Le jeune de 15 ans était placé sous la garde de la Direction de la protection de la jeunesse (DPJ) depuis son arrestation, le 18 septembre. Il avait déclaré sur le site de VampireFreaks que Kimveer Gill, l'auteur de la fusillade du Collège Dawson, était un saint et ne méritait pas le titre d'ange de la mort, puisqu'il n'avait réussi qu'à tuer une seule personne. Le garçon de Rivière-Beaudette laissait entendre du même souffle qu'une tuerie surviendrait aussi à l'école secondaire Westwood, à Hudson, et qu'il avait «hâte de mourir ou d'aider dans le processus».

Les policiers ayant procédé à son arrestation ont saisi trois armes de chasse et une arbalète au domicile familial. Deux armes étaient enregistrées au nom du père, mais aucune n'était entreposée de façon réglementaire.

La juge du Tribunal de la jeunesse, Linda Despots, devait se prononcer hier matin sur la demande de remise en liberté du jeune homme dans l'attente de son procès. Les carences dans l'environnement familial de l'accusé, son comportement violent et le risque de récidive l'ont incitée à le garder en détention préventive.

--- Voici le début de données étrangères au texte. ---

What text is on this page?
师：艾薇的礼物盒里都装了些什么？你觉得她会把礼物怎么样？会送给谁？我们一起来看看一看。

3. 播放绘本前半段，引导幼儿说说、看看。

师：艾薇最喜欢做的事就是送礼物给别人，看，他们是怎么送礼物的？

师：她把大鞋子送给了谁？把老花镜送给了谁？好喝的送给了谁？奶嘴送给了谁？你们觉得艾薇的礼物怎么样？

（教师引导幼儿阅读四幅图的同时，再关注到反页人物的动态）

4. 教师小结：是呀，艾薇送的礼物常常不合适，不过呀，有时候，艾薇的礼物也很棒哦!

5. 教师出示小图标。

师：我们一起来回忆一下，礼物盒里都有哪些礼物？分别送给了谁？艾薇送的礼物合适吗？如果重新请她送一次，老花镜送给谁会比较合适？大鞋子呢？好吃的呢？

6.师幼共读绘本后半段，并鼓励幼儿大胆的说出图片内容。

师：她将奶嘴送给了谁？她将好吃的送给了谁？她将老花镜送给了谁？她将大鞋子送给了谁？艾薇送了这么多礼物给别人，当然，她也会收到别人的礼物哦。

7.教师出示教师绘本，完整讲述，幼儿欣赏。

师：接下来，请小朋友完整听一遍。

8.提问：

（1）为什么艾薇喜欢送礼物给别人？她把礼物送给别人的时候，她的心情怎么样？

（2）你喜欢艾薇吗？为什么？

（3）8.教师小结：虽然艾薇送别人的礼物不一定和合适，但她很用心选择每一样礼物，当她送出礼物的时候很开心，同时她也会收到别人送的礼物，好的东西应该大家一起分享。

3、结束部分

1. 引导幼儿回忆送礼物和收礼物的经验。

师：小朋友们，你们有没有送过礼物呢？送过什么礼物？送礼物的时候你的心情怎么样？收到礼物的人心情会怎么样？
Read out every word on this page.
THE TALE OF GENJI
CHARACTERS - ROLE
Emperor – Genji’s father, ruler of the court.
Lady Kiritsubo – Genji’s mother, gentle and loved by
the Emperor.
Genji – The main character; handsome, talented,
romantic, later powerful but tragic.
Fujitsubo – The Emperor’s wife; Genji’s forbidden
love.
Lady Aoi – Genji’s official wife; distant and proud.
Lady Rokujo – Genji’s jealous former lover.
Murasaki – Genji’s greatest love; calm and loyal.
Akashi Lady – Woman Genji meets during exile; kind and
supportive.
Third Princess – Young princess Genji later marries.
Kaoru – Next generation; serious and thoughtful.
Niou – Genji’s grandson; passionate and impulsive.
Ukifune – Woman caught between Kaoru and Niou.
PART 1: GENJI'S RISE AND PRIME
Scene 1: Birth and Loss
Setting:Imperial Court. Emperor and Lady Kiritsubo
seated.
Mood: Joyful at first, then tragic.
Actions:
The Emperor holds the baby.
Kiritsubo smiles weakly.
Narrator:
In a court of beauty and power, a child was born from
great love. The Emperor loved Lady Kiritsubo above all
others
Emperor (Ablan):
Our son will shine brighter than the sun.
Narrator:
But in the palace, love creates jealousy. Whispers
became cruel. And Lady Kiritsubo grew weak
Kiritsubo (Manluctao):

Aussitôt cette décision rendue, le garçon a fait savoir qu'il reconnaissait sa culpabilité à l'accusation portée contre lui. Il a avoué être l'auteur des commentaires affichés sur le site de VampireFreaks, que fréquentait aussi Kimveer Gill. Par contre, il ne songeait pas à mettre ses menaces à exécution, a-t-il dit d'une voix étouffée.

Le jeune homme a repris le chemin du Centre jeunesse, où il sera détenu jusqu'à son retour en cour, le 23 novembre, pour les débats sur la sentence à lui imposer. Dans l'intervalle, il fera l'objet d'une évaluation psychiatrique en bonne et due forme.

La semaine dernière, les audiences pour remise en liberté du jeune ont démontré que les parents n'arrivaient plus à contrôler leur fils. Sa mère a même dit qu'il l'avait injuriée et frappée à quelques reprises. Elle a demandé de l'aide par le passé, mais ses appels de détresse sont restés vains. Par deux fois le garçon a dû être expulsé du foyer familial car il ne respectait plus l'autorité. Il a été décrit comme un jeune homme parlant peu et passant le plus clair de son temps dans le sous-sol à pianoter sur son ordinateur.

La dynamique familiale entre le père et la mère ne semble pas étrangère à ses malheurs. L'enquête sous cautionnement a d'ailleurs été reportée, la semaine dernière, parce que ceux-ci ne s'étaient pas présentés en cour.